To the editor:
A new era begins on Beacon Hill as the Massachusetts House of Representatives has chosen a new speaker. With the departure of Speaker Robert DeLeo, D-Winthrop, for a job at Northeastern, Rep. Ron Mariano, D-Quincy, has taken over the top post in the Statehouse.
Historically, the speakership in Massachusetts has been somewhat infamous. For example, the three speakers prior to DeLeo were indicted for federal crimes. And while DeLeo cleared the low bar of not being a felon, he still was party to a number of transgressions that sowed public distrust toward state government.
DeLeo’s leadership was defined by its opacity – as each session began, the rules package that he supported would be filled with blatant efforts to seal off proceedings from the general public.
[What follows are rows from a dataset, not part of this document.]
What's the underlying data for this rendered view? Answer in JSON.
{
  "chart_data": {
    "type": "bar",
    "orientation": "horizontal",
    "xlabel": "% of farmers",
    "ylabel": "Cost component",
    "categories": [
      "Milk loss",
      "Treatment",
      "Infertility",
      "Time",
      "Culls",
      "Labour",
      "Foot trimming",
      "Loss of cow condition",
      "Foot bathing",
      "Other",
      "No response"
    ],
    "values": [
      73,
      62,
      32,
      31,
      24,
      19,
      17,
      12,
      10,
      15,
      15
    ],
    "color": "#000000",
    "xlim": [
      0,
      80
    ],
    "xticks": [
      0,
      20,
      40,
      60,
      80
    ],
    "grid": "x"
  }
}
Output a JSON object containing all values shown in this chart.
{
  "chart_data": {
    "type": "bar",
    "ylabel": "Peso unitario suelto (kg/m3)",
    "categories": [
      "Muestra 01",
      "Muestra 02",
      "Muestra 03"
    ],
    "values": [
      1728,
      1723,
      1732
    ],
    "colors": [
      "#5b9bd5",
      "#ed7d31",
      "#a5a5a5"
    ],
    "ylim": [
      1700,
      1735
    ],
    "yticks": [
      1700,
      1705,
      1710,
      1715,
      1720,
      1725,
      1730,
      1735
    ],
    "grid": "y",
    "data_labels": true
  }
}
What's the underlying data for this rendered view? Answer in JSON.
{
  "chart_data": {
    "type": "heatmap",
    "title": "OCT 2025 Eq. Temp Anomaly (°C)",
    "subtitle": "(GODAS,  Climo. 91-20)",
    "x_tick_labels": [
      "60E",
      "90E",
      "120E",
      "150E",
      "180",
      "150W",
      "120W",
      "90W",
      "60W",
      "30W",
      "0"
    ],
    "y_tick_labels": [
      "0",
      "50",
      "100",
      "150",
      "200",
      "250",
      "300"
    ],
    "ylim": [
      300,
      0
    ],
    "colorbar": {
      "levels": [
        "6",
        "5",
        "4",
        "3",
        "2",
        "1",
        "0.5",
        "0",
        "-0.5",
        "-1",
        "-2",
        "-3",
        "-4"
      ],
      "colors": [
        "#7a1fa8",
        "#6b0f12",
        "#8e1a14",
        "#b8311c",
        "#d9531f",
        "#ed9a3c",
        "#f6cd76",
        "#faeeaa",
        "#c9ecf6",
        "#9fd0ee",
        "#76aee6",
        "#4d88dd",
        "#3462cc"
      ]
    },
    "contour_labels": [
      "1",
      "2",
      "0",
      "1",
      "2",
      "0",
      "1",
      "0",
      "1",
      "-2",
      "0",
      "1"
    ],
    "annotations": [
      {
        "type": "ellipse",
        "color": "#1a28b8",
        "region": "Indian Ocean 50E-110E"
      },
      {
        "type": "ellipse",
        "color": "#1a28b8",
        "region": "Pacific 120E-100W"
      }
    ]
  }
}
DeLeo made sure the state Legislature is exempt from open meeting laws. DeLeo made sure that legislators did not have ample time to read the bills they were voting on, opposing a measure that would allow legislators to read bills for at least 72 hours.
He made sure that amendments did not have ample time to be read before going to a vote, rejecting a measure that would allow for amendments to be mulled over for 30 minutes. And perhaps most bizarrely, DeLeo’s rules packages ensured that any committee vote or committee testimony did not get published.
That is astounding, but it is all true.
Massachusetts ranks among the top three states in the nation for lack of transparency. Usually, people are upset about something the government does, but here in Massachusetts we don’t even know what the government is even doing in the first place.
Our new speaker can usher in a new era of openness. Speaker Mariano, in an interview with the Boston Herald, promised to do exactly that.
But we must, as citizens, hold him accountable to this pledge. After all, in the past, Mariano has voted for DeLeo’s rules that reject transparency.
But, 2021 is sure to be a year of great change and new beginnings. Here’s hoping that Mariano, and a bipartisan group of legislators, can support common-sense transparency measures.
Local Reps. Lenny Mirra, R-Georgetown, James Kelcourse, R-Amesbury, and Christina Minicucci, D-North Andover, vote for transparency every legislative session.